I couldn’t agree more with Issa on this one. Black people seem to always be associated with this notion of ‘coolness’. The typical black female portrayed in mainstream media is usually popular, loud and always on the ball when it comes to the latest fashion trends, urban lingo and hip hop dance crazes. Alongside every teenager's desire to appear to have it all, it was these very depictions of black women that subconsciously made me, an awkward, rather skinny, black girl from East London, do the most in an attempt to be labelled as cool. I would always feel the need to have all the latest clothes and gadgets. I would do literally anything to make sure that my awkwardness wasn’t visible to others and in this attempt, I ended up looking even more awkward and uncomfortable than usual. What a fail! 
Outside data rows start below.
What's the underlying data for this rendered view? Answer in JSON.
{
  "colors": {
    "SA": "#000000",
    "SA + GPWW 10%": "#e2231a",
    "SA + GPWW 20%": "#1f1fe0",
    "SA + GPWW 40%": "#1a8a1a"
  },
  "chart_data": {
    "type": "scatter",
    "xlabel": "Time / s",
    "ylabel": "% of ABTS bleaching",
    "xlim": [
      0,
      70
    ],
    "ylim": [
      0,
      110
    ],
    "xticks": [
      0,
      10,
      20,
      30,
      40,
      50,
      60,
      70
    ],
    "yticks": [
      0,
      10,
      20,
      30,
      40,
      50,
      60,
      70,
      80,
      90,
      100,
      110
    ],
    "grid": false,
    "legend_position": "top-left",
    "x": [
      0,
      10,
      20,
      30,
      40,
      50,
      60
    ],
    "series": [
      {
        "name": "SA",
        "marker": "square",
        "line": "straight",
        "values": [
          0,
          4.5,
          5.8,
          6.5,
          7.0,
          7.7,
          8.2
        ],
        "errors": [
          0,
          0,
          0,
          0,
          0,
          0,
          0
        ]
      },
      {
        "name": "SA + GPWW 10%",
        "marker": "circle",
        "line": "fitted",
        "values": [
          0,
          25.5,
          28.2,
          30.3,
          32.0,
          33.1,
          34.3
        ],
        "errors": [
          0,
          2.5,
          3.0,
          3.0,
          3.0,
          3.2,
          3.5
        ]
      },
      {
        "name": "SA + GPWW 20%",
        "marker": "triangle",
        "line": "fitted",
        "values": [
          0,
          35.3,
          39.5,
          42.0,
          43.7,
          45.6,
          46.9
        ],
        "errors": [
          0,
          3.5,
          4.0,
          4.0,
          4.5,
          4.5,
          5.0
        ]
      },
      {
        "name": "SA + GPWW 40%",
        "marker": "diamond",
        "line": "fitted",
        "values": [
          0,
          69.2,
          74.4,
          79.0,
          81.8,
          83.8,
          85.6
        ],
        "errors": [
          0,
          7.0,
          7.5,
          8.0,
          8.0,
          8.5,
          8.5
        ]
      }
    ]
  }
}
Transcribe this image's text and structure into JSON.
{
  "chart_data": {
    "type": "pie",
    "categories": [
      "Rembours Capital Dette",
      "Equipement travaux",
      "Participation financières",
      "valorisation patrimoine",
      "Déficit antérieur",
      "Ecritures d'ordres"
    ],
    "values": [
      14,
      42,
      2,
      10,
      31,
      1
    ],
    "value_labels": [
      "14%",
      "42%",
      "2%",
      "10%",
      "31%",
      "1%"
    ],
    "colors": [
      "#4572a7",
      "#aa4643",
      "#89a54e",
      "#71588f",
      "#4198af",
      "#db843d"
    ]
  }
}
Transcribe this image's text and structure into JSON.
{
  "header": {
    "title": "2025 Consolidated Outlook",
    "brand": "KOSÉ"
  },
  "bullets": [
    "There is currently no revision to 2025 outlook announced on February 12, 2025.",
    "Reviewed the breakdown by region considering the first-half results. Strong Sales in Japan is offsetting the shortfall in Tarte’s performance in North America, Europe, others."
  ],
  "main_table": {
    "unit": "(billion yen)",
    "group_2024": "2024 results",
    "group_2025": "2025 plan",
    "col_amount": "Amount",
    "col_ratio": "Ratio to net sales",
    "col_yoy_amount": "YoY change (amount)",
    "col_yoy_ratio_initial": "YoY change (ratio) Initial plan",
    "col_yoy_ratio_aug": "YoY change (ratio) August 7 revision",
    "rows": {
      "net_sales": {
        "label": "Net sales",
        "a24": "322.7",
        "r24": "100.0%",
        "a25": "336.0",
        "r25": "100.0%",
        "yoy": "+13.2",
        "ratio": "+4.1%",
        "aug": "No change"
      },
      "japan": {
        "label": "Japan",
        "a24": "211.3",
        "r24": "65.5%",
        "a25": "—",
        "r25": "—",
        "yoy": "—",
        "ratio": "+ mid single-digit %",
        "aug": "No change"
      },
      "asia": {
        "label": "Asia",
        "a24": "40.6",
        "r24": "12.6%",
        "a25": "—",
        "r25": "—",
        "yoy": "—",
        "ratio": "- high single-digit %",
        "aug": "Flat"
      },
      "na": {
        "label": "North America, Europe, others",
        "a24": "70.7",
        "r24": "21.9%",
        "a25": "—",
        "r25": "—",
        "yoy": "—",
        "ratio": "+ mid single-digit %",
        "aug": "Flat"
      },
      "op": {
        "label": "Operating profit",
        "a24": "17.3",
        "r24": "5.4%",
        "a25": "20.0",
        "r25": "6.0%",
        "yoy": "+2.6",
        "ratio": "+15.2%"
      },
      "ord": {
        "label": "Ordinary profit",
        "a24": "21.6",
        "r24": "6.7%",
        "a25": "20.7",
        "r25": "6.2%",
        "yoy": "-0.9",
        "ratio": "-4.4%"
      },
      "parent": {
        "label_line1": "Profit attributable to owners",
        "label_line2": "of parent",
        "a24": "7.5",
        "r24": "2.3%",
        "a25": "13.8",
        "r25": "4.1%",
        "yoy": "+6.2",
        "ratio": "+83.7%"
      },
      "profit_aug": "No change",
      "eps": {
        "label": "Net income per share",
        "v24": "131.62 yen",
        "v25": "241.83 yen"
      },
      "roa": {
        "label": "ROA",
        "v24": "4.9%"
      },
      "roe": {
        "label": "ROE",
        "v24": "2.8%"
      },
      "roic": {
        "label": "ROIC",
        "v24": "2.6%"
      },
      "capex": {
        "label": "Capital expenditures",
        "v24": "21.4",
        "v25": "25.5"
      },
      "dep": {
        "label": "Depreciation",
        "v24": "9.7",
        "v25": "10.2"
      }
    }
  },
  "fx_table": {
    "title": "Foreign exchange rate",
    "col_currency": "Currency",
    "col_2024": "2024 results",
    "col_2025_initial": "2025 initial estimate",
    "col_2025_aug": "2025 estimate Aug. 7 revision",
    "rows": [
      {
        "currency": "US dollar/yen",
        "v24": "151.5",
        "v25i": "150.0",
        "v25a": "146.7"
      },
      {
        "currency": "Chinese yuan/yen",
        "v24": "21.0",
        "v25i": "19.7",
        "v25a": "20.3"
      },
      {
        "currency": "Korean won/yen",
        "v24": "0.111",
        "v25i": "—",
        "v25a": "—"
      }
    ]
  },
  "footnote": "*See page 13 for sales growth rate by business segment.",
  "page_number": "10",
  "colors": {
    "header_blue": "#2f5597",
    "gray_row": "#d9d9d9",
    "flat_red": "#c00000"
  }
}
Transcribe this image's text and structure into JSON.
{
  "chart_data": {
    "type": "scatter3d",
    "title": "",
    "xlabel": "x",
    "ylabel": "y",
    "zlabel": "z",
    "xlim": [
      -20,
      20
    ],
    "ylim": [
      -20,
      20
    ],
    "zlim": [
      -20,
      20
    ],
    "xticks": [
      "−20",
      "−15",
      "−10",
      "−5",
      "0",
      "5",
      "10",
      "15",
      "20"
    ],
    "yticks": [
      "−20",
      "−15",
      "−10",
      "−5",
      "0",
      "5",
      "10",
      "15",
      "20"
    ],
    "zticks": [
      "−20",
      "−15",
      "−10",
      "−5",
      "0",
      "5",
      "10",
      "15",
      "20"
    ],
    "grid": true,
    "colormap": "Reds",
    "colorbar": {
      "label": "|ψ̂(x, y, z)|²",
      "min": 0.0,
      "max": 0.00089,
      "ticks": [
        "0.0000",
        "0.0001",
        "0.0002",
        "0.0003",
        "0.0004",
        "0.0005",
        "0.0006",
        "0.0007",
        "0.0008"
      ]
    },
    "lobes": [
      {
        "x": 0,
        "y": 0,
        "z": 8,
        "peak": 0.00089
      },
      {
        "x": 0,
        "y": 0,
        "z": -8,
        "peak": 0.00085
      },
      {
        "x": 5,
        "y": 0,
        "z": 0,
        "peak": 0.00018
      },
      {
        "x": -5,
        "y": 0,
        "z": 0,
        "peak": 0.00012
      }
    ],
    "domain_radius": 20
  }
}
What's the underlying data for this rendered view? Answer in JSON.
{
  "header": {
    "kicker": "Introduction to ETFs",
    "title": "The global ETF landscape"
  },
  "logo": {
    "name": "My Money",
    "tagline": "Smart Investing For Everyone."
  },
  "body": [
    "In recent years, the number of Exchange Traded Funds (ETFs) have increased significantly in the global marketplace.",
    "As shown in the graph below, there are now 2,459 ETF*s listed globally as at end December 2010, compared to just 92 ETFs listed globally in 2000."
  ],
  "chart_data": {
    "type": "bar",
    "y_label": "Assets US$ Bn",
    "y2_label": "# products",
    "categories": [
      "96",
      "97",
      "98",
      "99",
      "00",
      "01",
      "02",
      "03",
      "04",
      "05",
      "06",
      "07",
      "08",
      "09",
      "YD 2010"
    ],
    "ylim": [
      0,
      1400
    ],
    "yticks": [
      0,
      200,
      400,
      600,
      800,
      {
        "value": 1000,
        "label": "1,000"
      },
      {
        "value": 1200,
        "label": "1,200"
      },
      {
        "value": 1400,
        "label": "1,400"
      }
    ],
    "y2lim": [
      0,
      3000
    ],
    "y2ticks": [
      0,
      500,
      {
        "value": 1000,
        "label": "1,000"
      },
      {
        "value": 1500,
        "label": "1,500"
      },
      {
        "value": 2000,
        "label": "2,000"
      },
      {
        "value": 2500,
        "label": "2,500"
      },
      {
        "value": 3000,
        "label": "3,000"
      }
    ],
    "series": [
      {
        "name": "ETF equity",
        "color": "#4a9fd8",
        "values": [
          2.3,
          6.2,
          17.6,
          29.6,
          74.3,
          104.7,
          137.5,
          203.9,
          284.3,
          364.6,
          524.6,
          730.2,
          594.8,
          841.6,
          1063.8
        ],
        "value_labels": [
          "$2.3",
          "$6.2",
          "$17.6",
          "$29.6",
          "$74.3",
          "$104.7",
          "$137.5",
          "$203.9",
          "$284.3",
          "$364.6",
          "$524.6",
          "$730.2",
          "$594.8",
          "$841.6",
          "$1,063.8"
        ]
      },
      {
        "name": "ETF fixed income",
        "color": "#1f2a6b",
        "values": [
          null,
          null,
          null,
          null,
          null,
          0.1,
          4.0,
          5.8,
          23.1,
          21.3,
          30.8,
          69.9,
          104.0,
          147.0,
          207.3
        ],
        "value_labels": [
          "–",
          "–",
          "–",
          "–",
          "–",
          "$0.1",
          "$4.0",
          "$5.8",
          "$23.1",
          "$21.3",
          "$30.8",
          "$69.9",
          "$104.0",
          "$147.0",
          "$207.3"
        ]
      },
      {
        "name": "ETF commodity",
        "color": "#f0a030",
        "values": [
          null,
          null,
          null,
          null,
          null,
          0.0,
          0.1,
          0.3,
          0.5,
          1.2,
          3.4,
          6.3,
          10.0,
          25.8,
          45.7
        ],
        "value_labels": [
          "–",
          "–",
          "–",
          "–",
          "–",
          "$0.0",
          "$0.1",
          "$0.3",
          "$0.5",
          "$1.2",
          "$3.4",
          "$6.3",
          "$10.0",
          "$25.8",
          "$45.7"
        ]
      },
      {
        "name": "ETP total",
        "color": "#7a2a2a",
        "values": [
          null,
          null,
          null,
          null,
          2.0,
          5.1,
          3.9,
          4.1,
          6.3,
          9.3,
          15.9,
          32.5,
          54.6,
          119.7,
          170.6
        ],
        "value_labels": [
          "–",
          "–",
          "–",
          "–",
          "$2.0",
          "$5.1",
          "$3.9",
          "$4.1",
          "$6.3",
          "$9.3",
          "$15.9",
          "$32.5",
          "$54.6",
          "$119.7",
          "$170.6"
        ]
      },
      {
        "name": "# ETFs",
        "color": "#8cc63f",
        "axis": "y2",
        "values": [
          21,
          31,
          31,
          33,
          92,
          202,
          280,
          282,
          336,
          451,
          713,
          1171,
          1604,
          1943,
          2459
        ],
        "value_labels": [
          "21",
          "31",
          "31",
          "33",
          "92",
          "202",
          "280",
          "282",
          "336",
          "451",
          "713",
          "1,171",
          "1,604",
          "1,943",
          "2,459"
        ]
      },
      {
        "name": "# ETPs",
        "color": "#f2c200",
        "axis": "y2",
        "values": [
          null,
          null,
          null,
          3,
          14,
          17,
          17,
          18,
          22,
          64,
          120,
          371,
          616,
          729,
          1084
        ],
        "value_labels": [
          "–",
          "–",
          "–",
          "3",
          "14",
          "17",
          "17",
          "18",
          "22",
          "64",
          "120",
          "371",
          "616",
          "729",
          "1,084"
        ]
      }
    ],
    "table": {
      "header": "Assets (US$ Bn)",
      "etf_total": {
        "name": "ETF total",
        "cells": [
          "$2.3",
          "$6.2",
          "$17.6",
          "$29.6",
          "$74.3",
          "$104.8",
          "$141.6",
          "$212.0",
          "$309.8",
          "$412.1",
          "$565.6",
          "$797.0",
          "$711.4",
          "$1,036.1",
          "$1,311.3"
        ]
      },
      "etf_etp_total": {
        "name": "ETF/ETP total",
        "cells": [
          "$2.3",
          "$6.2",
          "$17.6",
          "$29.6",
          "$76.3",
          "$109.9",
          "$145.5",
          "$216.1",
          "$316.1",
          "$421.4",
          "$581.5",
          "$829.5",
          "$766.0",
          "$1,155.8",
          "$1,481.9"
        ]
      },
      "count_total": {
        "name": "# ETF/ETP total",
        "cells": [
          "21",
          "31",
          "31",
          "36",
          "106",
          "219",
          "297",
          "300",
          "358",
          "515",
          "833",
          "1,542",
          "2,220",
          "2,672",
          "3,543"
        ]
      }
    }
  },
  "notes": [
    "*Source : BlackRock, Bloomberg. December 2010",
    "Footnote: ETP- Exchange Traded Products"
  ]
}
But in my defence, it wasn’t really my fault. The very few images I saw of black women in mainstream media made me feel that being black also meant being cool. The Guardian posted an article entitled Why white people aren’t as cool as black people, written by US Scholar Dexter Baxter, who refers to the way in which black people are automatically associated with coolness in white spaces, even if it’s unwarranted. I feel like we can all relate to being in a room of white people and automatically being forced to engage in conversations about the latest cool hip hop dance move or the latest rap album to be released. It seems black people can be cool while doing absolutely nothing, simply because black.